I'd like to say that doubt is not a bad thing for a Christian...that to some degree it is "normal". I think of it as different from unbelief which is opposite of faith.

Yet, I'm not sure scripture supports my position since Jesus corrects his disciples at different points for doubting...so I'm not sure.

Ted M. Gossard said...

Nancy,
Interesting, good words to describe doubt. And you're right that some doubts are not good in stopping us acting in faith.

So sorry to hear of your daughter. Sometimes the young go through that though for a period of time before eventually finding their own faith. Maybe that's what it's about for many of them; they need to find the faith for themselves.

But your faith can speak volumes to her, Nancy. Even in the midst of all your doubt. Real faith that is meaningful is often through times, events and problems that make faith all the more meaningful both to the person of faith and the people who know them.

Thanks.

Ted M. Gossard said...

imac,
Yes, true. Thanks for visiting. And those aren't the only nice photos on your blog. But I certainly enjoyed seeing those butterflies, and miss seeing them where we live.

Ted M. Gossard said...

Kinney,
Thanks. You'll love it. L.L. is an exceptional writer, just a gift she has. And she's helping me to enjoy the more poetic side which you find all over in that book.

Ted M. Gossard said...

Martin,
Good to hear from you again!

You're just as deserving as I am, Martin. We're all on the same plane that way, equally undeserving as sinners. But God is for us in his "amazing grace" in Jesus.

You're right, times are tough. I did enjoy a little beer myself this week on my vacation, a stay at home one, and I have my immediate childhood family (minus my father, who is gone) coming tomorrow (today already where you live).

Ted M. Gossard said...

Rachel,
Thanks for all your good words.

Writing seems to help me, too, in sorting through issues.

I appreciate your testimony of faith, and how God has brought you through some most difficult times, bringing people into your life.

In a real sense, that is my life as well, though different, I'm learning to trust in God more and more as well, in Jesus. Trust and obey, as the hymn goes, and I'm learning more and more of what all that means, in the hard places of life myself, have learned, but still learing.
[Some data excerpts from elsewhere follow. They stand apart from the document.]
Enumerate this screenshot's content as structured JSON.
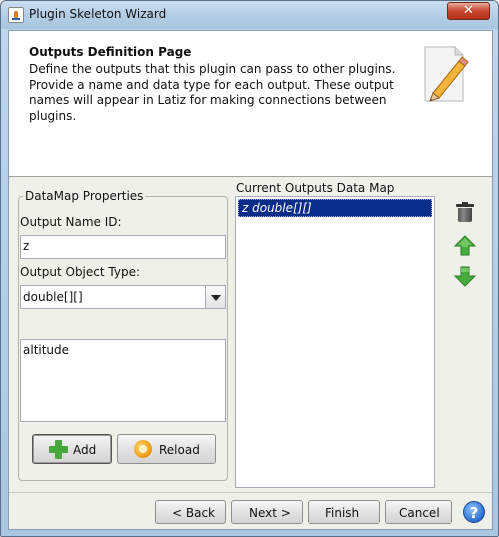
{
  "window": {
    "title": "Plugin Skeleton Wizard",
    "close_label": "✕"
  },
  "header": {
    "title": "Outputs Definition Page",
    "description": "Define the outputs that this plugin can pass to other plugins. Provide a name and data type for each output. These output names will appear in Latiz for making connections between plugins."
  },
  "props": {
    "legend": "DataMap Properties",
    "name_label": "Output Name ID:",
    "name_value": "z",
    "type_label": "Output Object Type:",
    "type_value": "double[][]",
    "description_value": "altitude",
    "add_label": "Add",
    "reload_label": "Reload"
  },
  "outputs": {
    "label": "Current Outputs Data Map",
    "items": [
      "z double[][]"
    ]
  },
  "footer": {
    "back_label": "< Back",
    "next_label": "Next >",
    "finish_label": "Finish",
    "cancel_label": "Cancel",
    "help_label": "?"
  },
  "colors": {
    "selection": "#0a2d8a",
    "arrow_green": "#3fa63a",
    "frame_blue": "#b3cde6"
  }
}
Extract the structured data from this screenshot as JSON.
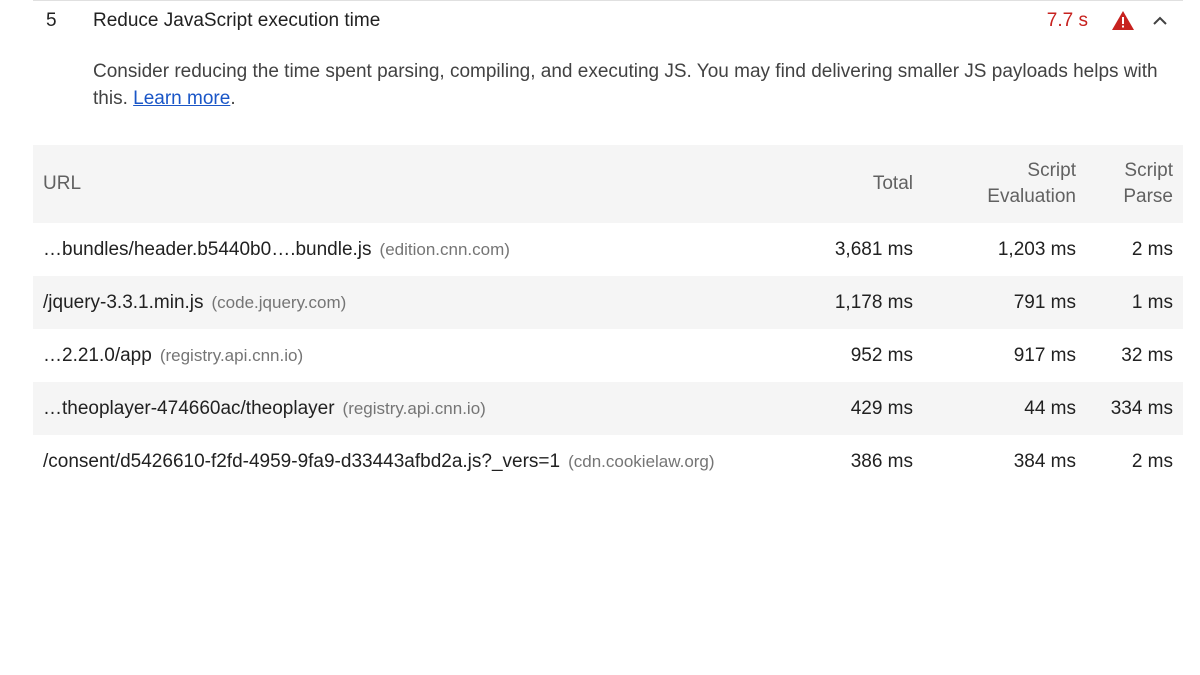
{
  "audit": {
    "index": "5",
    "title": "Reduce JavaScript execution time",
    "display_value": "7.7 s",
    "status": "fail",
    "status_icon": "warning-triangle-icon",
    "expand_icon": "chevron-up-icon",
    "colors": {
      "fail": "#c7221f",
      "link": "#1a56c7",
      "row_stripe": "#f5f5f5"
    },
    "description": "Consider reducing the time spent parsing, compiling, and executing JS. You may find delivering smaller JS payloads helps with this.",
    "learn_more": "Learn more",
    "description_end": "."
  },
  "table": {
    "headers": {
      "url": "URL",
      "total": "Total",
      "script_eval_line1": "Script",
      "script_eval_line2": "Evaluation",
      "script_parse_line1": "Script",
      "script_parse_line2": "Parse"
    },
    "rows": [
      {
        "url": "…bundles/header.b5440b0….bundle.js",
        "host": "(edition.cnn.com)",
        "total": "3,681 ms",
        "eval": "1,203 ms",
        "parse": "2 ms"
      },
      {
        "url": "/jquery-3.3.1.min.js",
        "host": "(code.jquery.com)",
        "total": "1,178 ms",
        "eval": "791 ms",
        "parse": "1 ms"
      },
      {
        "url": "…2.21.0/app",
        "host": "(registry.api.cnn.io)",
        "total": "952 ms",
        "eval": "917 ms",
        "parse": "32 ms"
      },
      {
        "url": "…theoplayer-474660ac/theoplayer",
        "host": "(registry.api.cnn.io)",
        "total": "429 ms",
        "eval": "44 ms",
        "parse": "334 ms"
      },
      {
        "url": "/consent/d5426610-f2fd-4959-9fa9-d33443afbd2a.js?_vers=1",
        "host": "(cdn.cookielaw.org)",
        "total": "386 ms",
        "eval": "384 ms",
        "parse": "2 ms"
      }
    ]
  }
}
But doubting myself is certainly a major one I share with you. Doubting that God would be proud of me is a tough one, as I wrongly think- automatically- that God could never be proud of me! Yet it is a good thought you bring here (and I've read before from you), and I appreciate it, and I think in Jesus and in God's grace, why not? I'm after all his child. Why couldn't my life of faith in and obedience to him make him proud. A good thought for me. Thanks!

Ted M. Gossard said...

ESI,
I think the right kind of doubts is just a development of faith. We have to work through certain things depending on who we are as we grow into the authentic faith God wants for us as followers of Jesus. Of course beginning from that basic faith in Jesus, in which we first hear God's call and respond in faith to the gospel.

But we're going to have to work through fears, wrong ideas that have been ingrained in us, all sorts of things, in our growth in grace and faith.

And some doubts are probably directly good, because they may help us get rid of ways that stand in the way of faith. For example if I doubt that God can make a difference in an area of my life in which I need God's help, that becomes a crisis of faith that I need to meet. Like Jacob wrestling with the angel. Afterwards I'm hopefully a different person with a faith or quality of faith I did not have before. Something like that.

Just my thoughts here. Good thought you bring up to make us ponder.